Otros sectores de la población, además de los apicultores, han denunciado la deforestación ilegal y la perforación de pozos profundos en el estado de Campeche. Por ejemplo, la Organización de Derechos Humanos Indignación, recientemente hizo de conocimiento público tales hechos, así como el desecamiento de la laguna Ik. Esta denuncia hasta el momento ha tenido poca resonancia.
En países industrializados, la agricultura de altos insumos ha mostrado ser nociva para las abejas, como lo muestra la mortalidad anual de 30 por ciento de las colmenas, que se ha vuelto parte de la triste rutina en países europeos y en Estados Unidos. Sabemos ya que se debe a la combinación de varios factores presentes en los paisajes destinados a la agricultura intensiva.
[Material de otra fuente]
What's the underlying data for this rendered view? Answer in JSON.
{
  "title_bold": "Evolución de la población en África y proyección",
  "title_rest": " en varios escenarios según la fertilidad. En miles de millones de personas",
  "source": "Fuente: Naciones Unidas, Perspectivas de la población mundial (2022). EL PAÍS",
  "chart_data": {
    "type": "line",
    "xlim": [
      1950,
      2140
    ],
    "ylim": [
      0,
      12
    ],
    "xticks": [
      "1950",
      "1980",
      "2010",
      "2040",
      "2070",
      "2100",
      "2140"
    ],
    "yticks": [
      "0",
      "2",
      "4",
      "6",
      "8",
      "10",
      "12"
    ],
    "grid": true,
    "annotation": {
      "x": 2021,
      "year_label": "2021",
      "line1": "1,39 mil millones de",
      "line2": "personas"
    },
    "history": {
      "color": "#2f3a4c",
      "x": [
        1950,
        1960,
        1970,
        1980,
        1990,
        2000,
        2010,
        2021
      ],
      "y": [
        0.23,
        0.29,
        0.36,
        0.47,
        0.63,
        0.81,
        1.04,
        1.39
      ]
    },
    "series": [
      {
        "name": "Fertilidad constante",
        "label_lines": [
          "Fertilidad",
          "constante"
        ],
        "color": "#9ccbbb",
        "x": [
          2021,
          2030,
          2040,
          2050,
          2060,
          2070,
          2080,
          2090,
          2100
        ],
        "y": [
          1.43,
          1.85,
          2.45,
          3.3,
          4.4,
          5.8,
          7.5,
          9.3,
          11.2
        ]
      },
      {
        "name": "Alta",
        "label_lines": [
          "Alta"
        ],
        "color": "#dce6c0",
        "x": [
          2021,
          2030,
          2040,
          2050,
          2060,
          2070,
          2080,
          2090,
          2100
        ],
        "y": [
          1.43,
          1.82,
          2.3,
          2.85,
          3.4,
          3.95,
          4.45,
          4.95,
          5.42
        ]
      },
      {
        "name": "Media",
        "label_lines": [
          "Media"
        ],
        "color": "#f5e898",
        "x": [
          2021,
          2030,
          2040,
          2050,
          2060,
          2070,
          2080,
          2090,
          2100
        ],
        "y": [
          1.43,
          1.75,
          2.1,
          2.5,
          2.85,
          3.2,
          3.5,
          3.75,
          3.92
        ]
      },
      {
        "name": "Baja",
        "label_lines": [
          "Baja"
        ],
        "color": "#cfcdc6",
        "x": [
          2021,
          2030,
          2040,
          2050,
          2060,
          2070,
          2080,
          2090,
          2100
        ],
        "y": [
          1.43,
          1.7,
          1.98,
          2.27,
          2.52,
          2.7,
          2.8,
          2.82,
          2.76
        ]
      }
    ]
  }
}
Entre ellos, la alta exposición de las abejas a los agroquímicos, la baja diversidad de plantas de las cuales ellas se pueden alimentar, aunado a una presencia cada vez mayor de las enfermedades de las abejas.
Afortunadamente, México no presenta todavía este nivel de intensificación de la agricultura, lo que podría explicar por qué las abejas no sufren tan alta mortalidad. Sin embargo, la tendencia es hacia la intensificación agrícola, por lo que vamos en camino de estar en la situación de riesgo en que ya se están los países donde sí ocurre elevada pérdida apícola.
Esto obliga a preguntarnos sobre qué clase de paisajes queremos: ¿simplificados, con monocultivos y contaminados por plaguicidas, donde ya no quepan abejas y apicultores? O paisajes manejados por campesinos que albergan una gran diversidad biológica, además de permitir la conservación de la gran selva de la península de Yucatán, donde abejas y apicultores sigan existiendo armónicamente.
Cuando la conversión al modelo intensivo se da a marcha forzada, muchas veces en base a prácticas ilegales, es urgente preguntar qué es lo que esperamos en el futuro. La sociedad civil, por iniciativa de los apicultores, ha iniciado el debate. Por ello, urge que las autoridades aseguren no solo la aplicación de la ley, sino también que respalden la lucha de los apicultores y demás campesinos que buscan una agricultura sustentable. Y de esa manera, un modelo de país bien distinto al que hoy tenemos, en el que prevalecen los intereses de unos cuantos y no los de la mayoría.